Hanya pada satu perkara saja dikecualiakan yaitu kaum wanita yang tidak mengindahkan hak-hak suaminya dan tidak menyediakan persiapan-persiapan lainnya dalam mengarahkan bahtera rumah tangga ke arah yang diidamkan. Sikap nusyuz kaum wanita dan izin untuk menghajar model wanita seperti ini disebutkan pada ayat 34 surah al-Nisa.[i]

Pada permulaan ayat ini dijelaskan sifat-sifat wanita terhormat dan taat. Kemudian Allah Swt menjelaskan tugas-tugas suami yang ada kemungkinannya melalukan perbuatan yang tidak terhormat (nusyuz). Tingkatan pertama adalah memberikan wejangan dan nasihat terhadap model wanita seperti ini. Tingkatan kedua menjauh dari pembaringan mereka yang sedikit lebih keras dibandingkan dengan tingkatan pertama dan kemudian tingkatan ketiga mengemuka masalah memukul dan menghajar wanita yang bersikap seperti ini. Terkait dengan persoalan ini kita harus memperhatikan beberapa poin berikut ini:

1.     Tingkatan ini merupakan tingkatan terakhir dan suatu hal yang wajar apabila tingkatan pertama dapat menyelesaikan persoalan maka giliran tingkatan berikutnya tidak akan kesampaian.

2.     Hukuman fisik; sesuai dengan kitab-kitab fikih, harus enteng dan ringan serta tidak menyebabkan cedera dan luka fisik.
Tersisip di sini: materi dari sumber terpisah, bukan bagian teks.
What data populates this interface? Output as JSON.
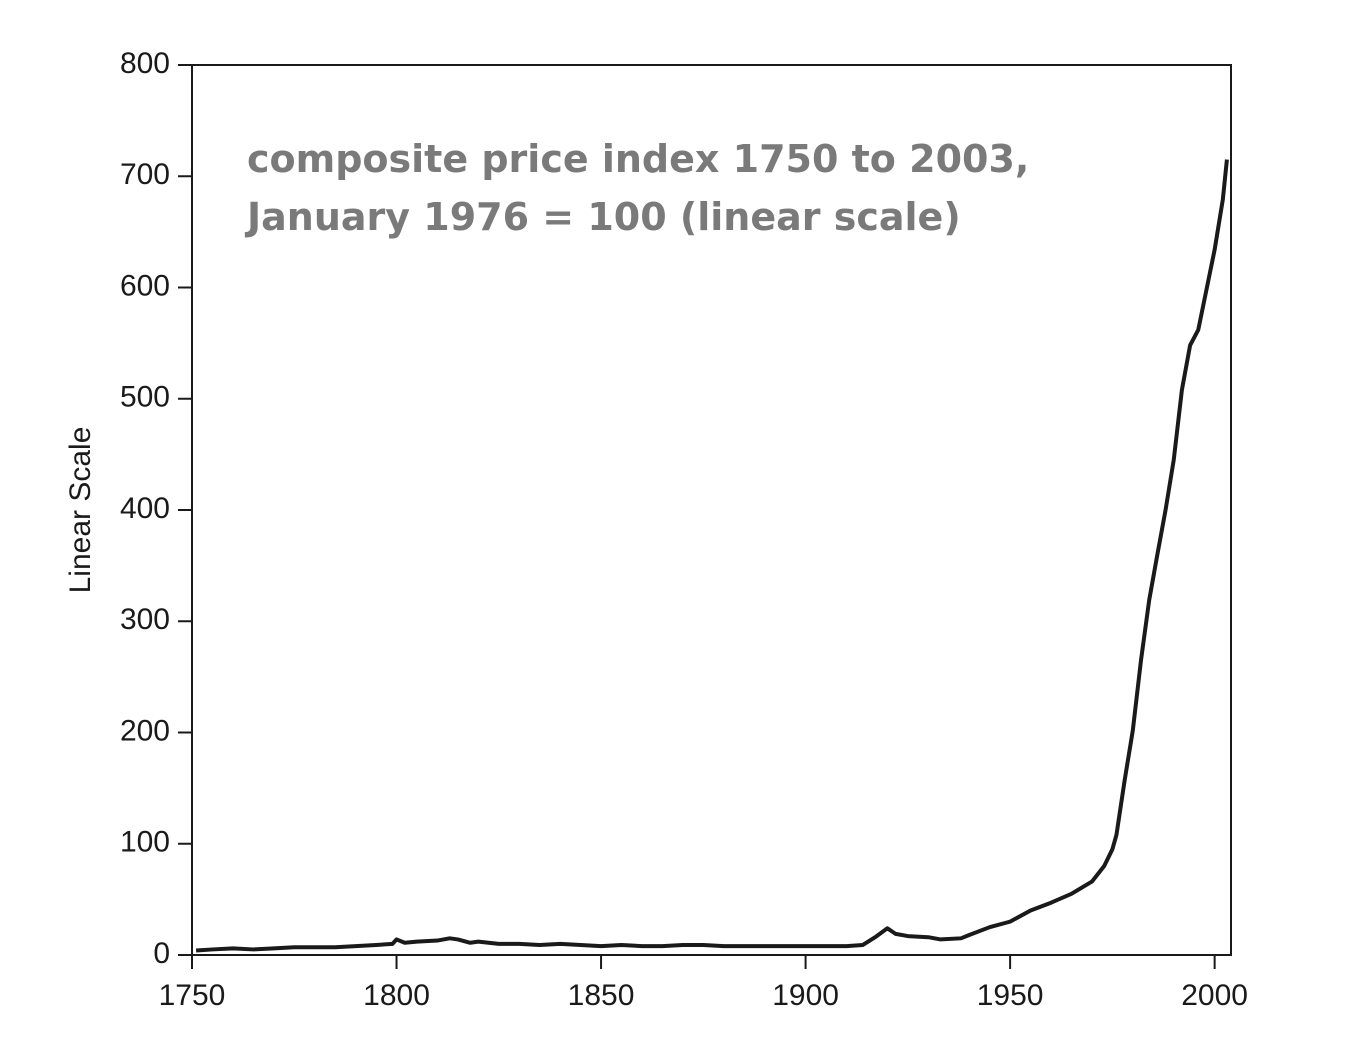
{
  "chart_data": {
    "type": "line",
    "annotation": [
      "composite price index 1750 to 2003,",
      "January 1976 = 100 (linear scale)"
    ],
    "y_label": "Linear Scale",
    "x": [
      1751,
      1755,
      1760,
      1765,
      1770,
      1775,
      1780,
      1785,
      1790,
      1795,
      1799,
      1800,
      1802,
      1805,
      1810,
      1813,
      1815,
      1818,
      1820,
      1825,
      1830,
      1835,
      1840,
      1845,
      1850,
      1855,
      1860,
      1865,
      1870,
      1875,
      1880,
      1885,
      1890,
      1895,
      1900,
      1905,
      1910,
      1914,
      1917,
      1920,
      1922,
      1925,
      1930,
      1933,
      1938,
      1940,
      1945,
      1950,
      1955,
      1960,
      1965,
      1970,
      1973,
      1975,
      1976,
      1978,
      1980,
      1982,
      1984,
      1986,
      1988,
      1990,
      1992,
      1994,
      1996,
      1998,
      2000,
      2002,
      2003
    ],
    "series": [
      {
        "name": "composite price index",
        "color": "#1a1a1a",
        "values": [
          4,
          5,
          6,
          5,
          6,
          7,
          7,
          7,
          8,
          9,
          10,
          14,
          11,
          12,
          13,
          15,
          14,
          11,
          12,
          10,
          10,
          9,
          10,
          9,
          8,
          9,
          8,
          8,
          9,
          9,
          8,
          8,
          8,
          8,
          8,
          8,
          8,
          9,
          16,
          24,
          19,
          17,
          16,
          14,
          15,
          18,
          25,
          30,
          40,
          47,
          55,
          66,
          80,
          95,
          108,
          157,
          202,
          265,
          319,
          360,
          400,
          445,
          508,
          548,
          562,
          598,
          634,
          679,
          715
        ]
      }
    ],
    "xlim": [
      1750,
      2004
    ],
    "xticks": [
      1750,
      1800,
      1850,
      1900,
      1950,
      2000
    ],
    "ylim": [
      0,
      800
    ],
    "yticks": [
      0,
      100,
      200,
      300,
      400,
      500,
      600,
      700,
      800
    ]
  }
}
3.     Hukuman fisik; juga memiliki tingkatan tersendiri dan bahkan pada riwayat disebutkan memukul dengan menggunakan kayu miswak. Karena itu apabila tingkatan-tingkatan pendahuluan dapat menyelesaikan persoalan maka tingkatan berikutnya tidak boleh dilakukan.

4.     Masalah ini tidak terkhusus pada wanita saja dan pada masalah nusyuz kaum pria, hakim syar'i berkewajiban memperkenalkan tugas-tugas kaum pria  melalui ragam jalan dan bahkan melalui jalan cambuk (cemeti, hukuman fisik).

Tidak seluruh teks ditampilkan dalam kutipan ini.